We can see other toxic behaviors in movies like Hitch, which reinforces the belief that women don’t actually mean ‘no’.
[A woman] might say, “This is a really bad time for me.” Or something like, “I just need some space.” Or my personal favorite: “I’m really into my career right now.” You believe that? Neither does she. You know why? Because she’s lying to you, that’s why. You understand me? Lying. It’s not a bad time for her. She doesn’t need any space.Hitch, 2005
I am sure that I speak for many women that many times our answers are definitive. Especially ‘no’.
There is often also casual stalking in romantic comedies that we tend to blow off. The cue card guy from Love Actually crosses a major line.

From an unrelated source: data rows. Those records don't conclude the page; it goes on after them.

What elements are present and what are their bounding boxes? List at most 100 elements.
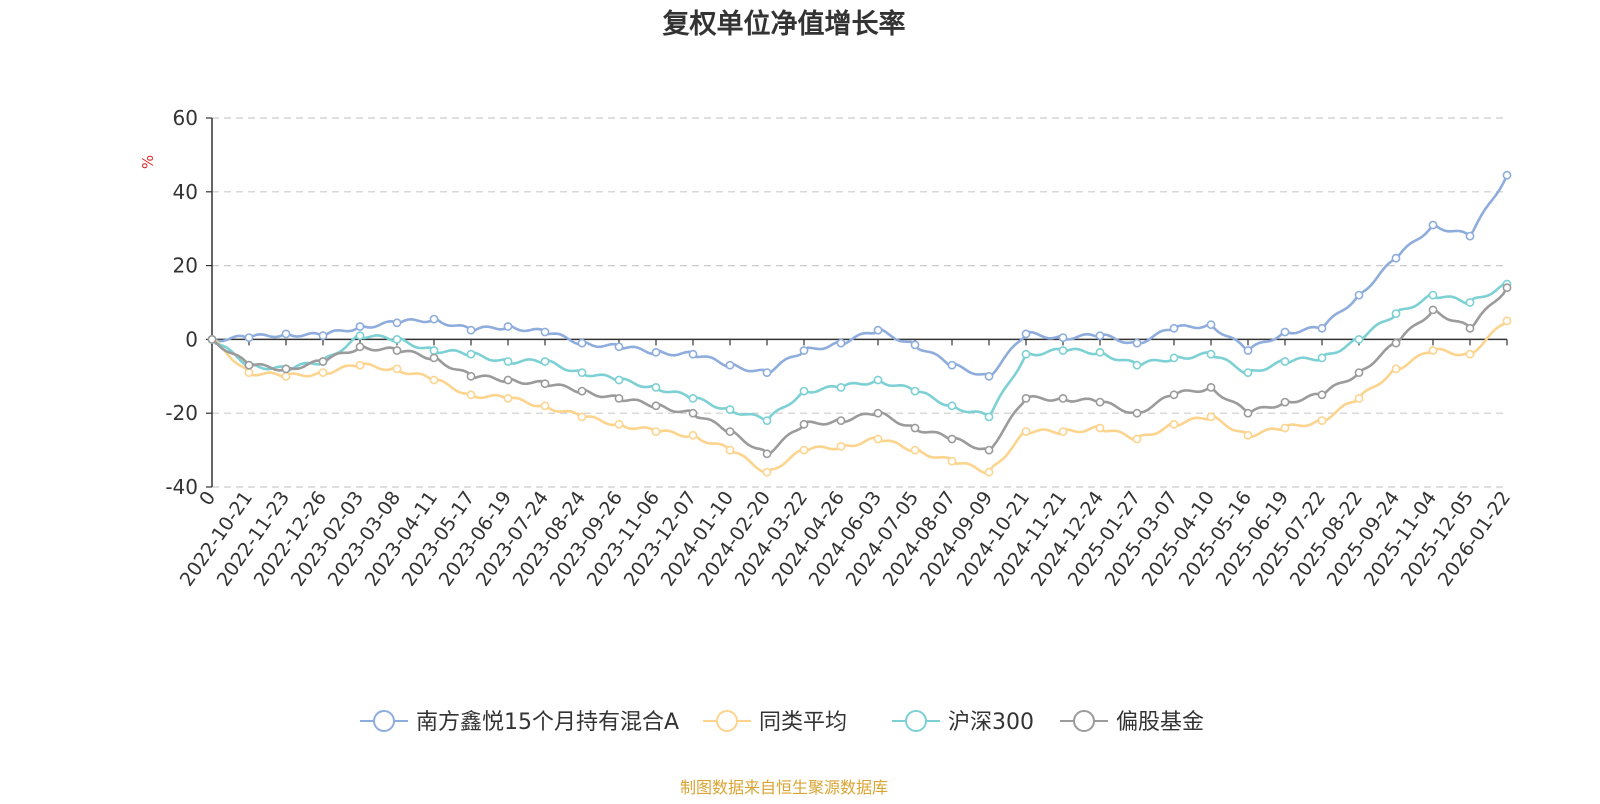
data-point [688, 393, 698, 403]
legend-label: 南方鑫悦15个月持有混合A [416, 710, 679, 735]
data-point [1058, 346, 1068, 355]
data-point [910, 445, 920, 455]
series-line [211, 287, 1509, 456]
data-point [873, 375, 883, 385]
data-point [799, 419, 809, 429]
data-point [1391, 338, 1401, 348]
series-layer [207, 170, 1512, 477]
legend-label: 沪深300 [948, 710, 1034, 735]
legend-item-3: 沪深300 [892, 710, 1034, 735]
data-point [355, 331, 365, 341]
data-point [1095, 397, 1105, 407]
y-tick-label: 20 [173, 254, 198, 278]
data-point [725, 427, 735, 436]
data-point [392, 364, 402, 374]
data-point [392, 318, 402, 328]
data-point [873, 325, 883, 335]
data-point [318, 331, 328, 341]
data-point [947, 434, 957, 444]
data-point [503, 357, 513, 366]
data-point [392, 334, 402, 344]
data-point [1280, 357, 1290, 366]
legend-item-2: 同类平均 [703, 710, 847, 735]
data-point [540, 357, 550, 366]
data-point [577, 386, 587, 396]
data-point [984, 467, 994, 477]
data-point [466, 349, 476, 359]
data-point [1317, 323, 1327, 333]
legend-label: 同类平均 [759, 710, 847, 735]
data-point [762, 416, 772, 425]
legend-marker-icon [716, 710, 738, 732]
y-tick-label: 40 [173, 180, 198, 204]
data-point [429, 353, 439, 363]
data-point [873, 434, 883, 444]
data-point [577, 338, 587, 348]
data-point [577, 368, 587, 377]
data-point [984, 371, 994, 381]
data-point [355, 322, 365, 331]
data-point [1354, 334, 1364, 344]
data-point [1169, 419, 1179, 429]
data-point [1132, 360, 1142, 370]
data-point [1243, 430, 1253, 440]
data-point [688, 430, 698, 440]
data-point [1428, 220, 1438, 230]
legend-label: 偏股基金 [1116, 710, 1204, 735]
data-point [1317, 416, 1327, 425]
data-point [614, 375, 624, 385]
data-point [540, 327, 550, 337]
data-point [1021, 427, 1031, 436]
data-point [836, 441, 846, 451]
series-line [211, 174, 1509, 378]
data-point [836, 382, 846, 392]
data-point [1132, 434, 1142, 444]
data-point [1354, 290, 1364, 300]
data-point [725, 360, 735, 370]
data-point [910, 340, 920, 350]
data-point [355, 342, 365, 352]
data-point [1169, 390, 1179, 400]
data-point [651, 401, 661, 411]
x-tick-label: 0 [195, 487, 220, 510]
data-point [614, 419, 624, 429]
data-point [540, 401, 550, 411]
data-point [1428, 305, 1438, 315]
y-tick-label: 0 [185, 327, 198, 351]
data-point [651, 347, 661, 357]
data-point [762, 449, 772, 459]
data-point [725, 445, 735, 455]
data-point [1502, 170, 1512, 180]
data-point [799, 386, 809, 396]
data-point [429, 346, 439, 355]
data-point [429, 375, 439, 385]
data-point [1206, 382, 1216, 392]
data-point [1428, 346, 1438, 355]
data-point [1095, 347, 1105, 357]
data-point [503, 393, 513, 403]
data-point [577, 412, 587, 422]
data-point [836, 416, 846, 425]
data-point [1391, 253, 1401, 263]
data-point [1021, 393, 1031, 403]
y-tick-label: 60 [173, 106, 198, 130]
data-point [244, 333, 254, 342]
data-point [244, 360, 254, 370]
data-point [1243, 408, 1253, 418]
data-point [799, 346, 809, 355]
data-point [1095, 423, 1105, 433]
legend: 南方鑫悦15个月持有混合A 同类平均 沪深300 偏股基金 [360, 710, 1204, 735]
data-point [1058, 333, 1068, 342]
data-point [207, 334, 217, 344]
data-point [1132, 338, 1142, 348]
data-point [466, 325, 476, 335]
series-1 [207, 170, 1512, 381]
series-line [211, 282, 1508, 422]
data-point [688, 408, 698, 418]
data-point [651, 427, 661, 436]
data-point [1317, 353, 1327, 363]
data-point [1021, 349, 1031, 359]
data-point [1354, 368, 1364, 377]
data-point [281, 364, 291, 374]
series-4 [207, 283, 1512, 459]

Imagine if you found out that your partner’s best friend (who never talks to you) was in love with you because you found an up-close tape of yourself that he filmed. And then to make up for it, he professed his love to you while your partner was in the other room. It’s odd, to say the least. But the writing rewards the cue card guy with a kiss, nevertheless.
This rom-com trope enforces the idea that women don’t really know what they want. And it also subtly implies that obsession is equal to love. Please know it is not. There are people much more educated on this topic than I am so I recommend taking a look at the channel Pop Culture Detective for more helpful information!
The end goal
We are starting to finally see a change in how movies are made. I will stand by that we need more than white, cisgender, straight actors telling the same story we’ve heard a hundred times before. I have seen many people say that Crazy, Rich Asians was nothing more than a political move by Hollywood, rather than a step in the right direction.
I’m not going to write this and pretend I don’t watch romantic comedies. That’d be unfair. I’m a stickler for nostalgia and I love Thirteen Going on Thirty. We all need a low stakes movie every blue moon to save us from heartbreak or when we are in need of a good laugh. But moving forward we need to watch with a critical eye and ask ourselves if and how we internalize this information in our own relationships.